Cavorting with unseemly acquaintances,
thus jeopardizing your health
and your good standing in society,
will not be tolerated.
Mother will escort you to meals
and one hour of bathing in the lake daily …
etc.
etc.
etc.
Oh, by the way, the chap is Andrew Forrester—
That dullard!
Your mother says he looks quite dashing in his jodhpurs.
He has been all over the world big-game hunting, you know—
I know.
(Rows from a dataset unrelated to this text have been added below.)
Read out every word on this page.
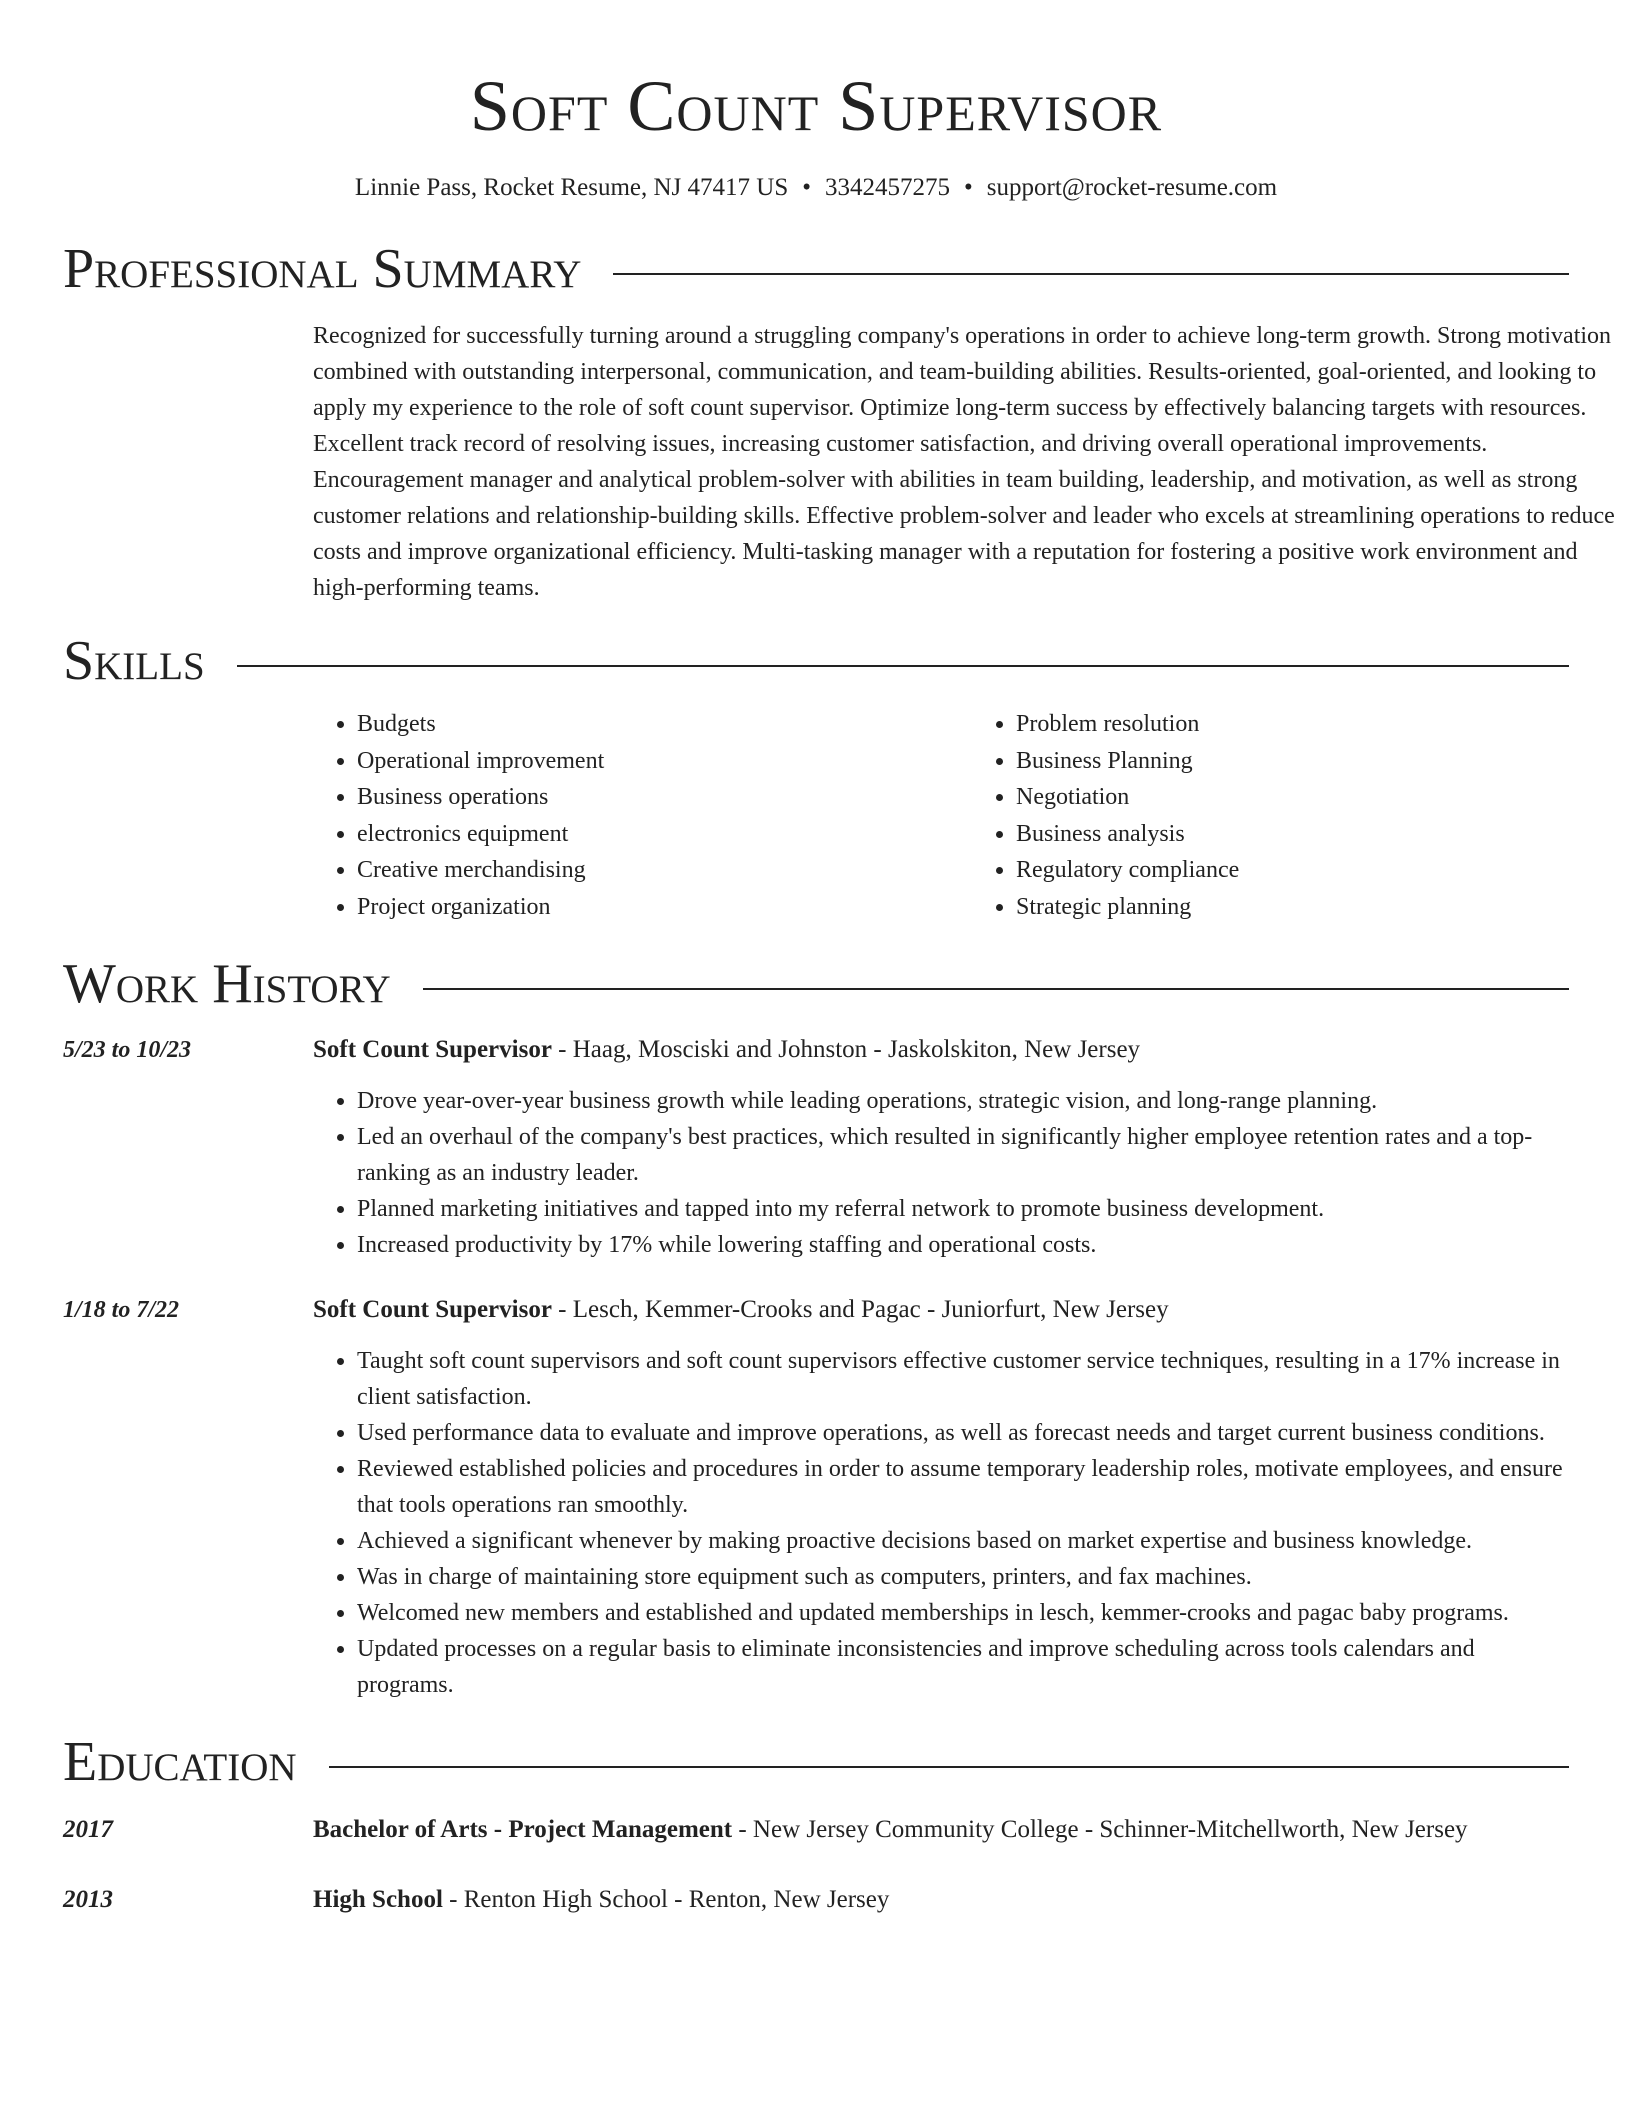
Soft Count Supervisor
Linnie Pass, Rocket Resume, NJ 47417 US • 3342457275 • support@rocket-resume.com
Professional Summary
Recognized for successfully turning around a struggling company's operations in order to achieve long-term growth. Strong motivation combined with outstanding interpersonal, communication, and team-building abilities. Results-oriented, goal-oriented, and looking to apply my experience to the role of soft count supervisor. Optimize long-term success by effectively balancing targets with resources. Excellent track record of resolving issues, increasing customer satisfaction, and driving overall operational improvements. Encouragement manager and analytical problem-solver with abilities in team building, leadership, and motivation, as well as strong customer relations and relationship-building skills. Effective problem-solver and leader who excels at streamlining operations to reduce costs and improve organizational efficiency. Multi-tasking manager with a reputation for fostering a positive work environment and high-performing teams.
Skills
• Budgets
• Operational improvement
• Business operations
• electronics equipment
• Creative merchandising
• Project organization
• Problem resolution
• Business Planning
• Negotiation
• Business analysis
• Regulatory compliance
• Strategic planning
Work History
5/23 to 10/23	Soft Count Supervisor - Haag, Mosciski and Johnston - Jaskolskiton, New Jersey
• Drove year-over-year business growth while leading operations, strategic vision, and long-range planning.
• Led an overhaul of the company's best practices, which resulted in significantly higher employee retention rates and a top-ranking as an industry leader.
• Planned marketing initiatives and tapped into my referral network to promote business development.
• Increased productivity by 17% while lowering staffing and operational costs.
1/18 to 7/22	Soft Count Supervisor - Lesch, Kemmer-Crooks and Pagac - Juniorfurt, New Jersey
• Taught soft count supervisors and soft count supervisors effective customer service techniques, resulting in a 17% increase in client satisfaction.
• Used performance data to evaluate and improve operations, as well as forecast needs and target current business conditions.
• Reviewed established policies and procedures in order to assume temporary leadership roles, motivate employees, and ensure that tools operations ran smoothly.
• Achieved a significant whenever by making proactive decisions based on market expertise and business knowledge.
• Was in charge of maintaining store equipment such as computers, printers, and fax machines.
• Welcomed new members and established and updated memberships in lesch, kemmer-crooks and pagac baby programs.
• Updated processes on a regular basis to eliminate inconsistencies and improve scheduling across tools calendars and programs.
Education
2017	Bachelor of Arts - Project Management - New Jersey Community College - Schinner-Mitchellworth, New Jersey
2013	High School - Renton High School - Renton, New Jersey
I know!
He cannot help but remind one,
seemingly with every breath.
Always posing
with his dusty stuffed animal heads.
Reliving some tiresome story
of stalking through the jungle,
or stalking through the savannah …
always ending with POW!
and pretending to shoot something.
—Forresters are an impeccable family. Could not ask for better.
And they are equally pleased with the alignment.
I know you will do right by this family!

And I know that he wants me married off quickly—
in the event that Estrella’s secret gets out,
I will already be “settled.”
Mere suspicion can be damaging enough,
and no one in society
would consider aligning
with a family disgraced.

In the crosshairs of an arranged marriage,
I continue to write to Peter every day,
hoping his feelings have not changed.
But I have changed:
I already knew he was the one for me,
but now,
in this silence …
I realize I cannot endure
a life without his love.

Wild with imaginings,
I spend my last days in Switzerland
gripping the balusters of my balcony,
searching the gray sky for answers.
Is he thinking of me?
Does he feel the same as before?

Not knowing
is actually worse
than bad news.
Not knowing
has shaken me,
until all other fear
falls loose.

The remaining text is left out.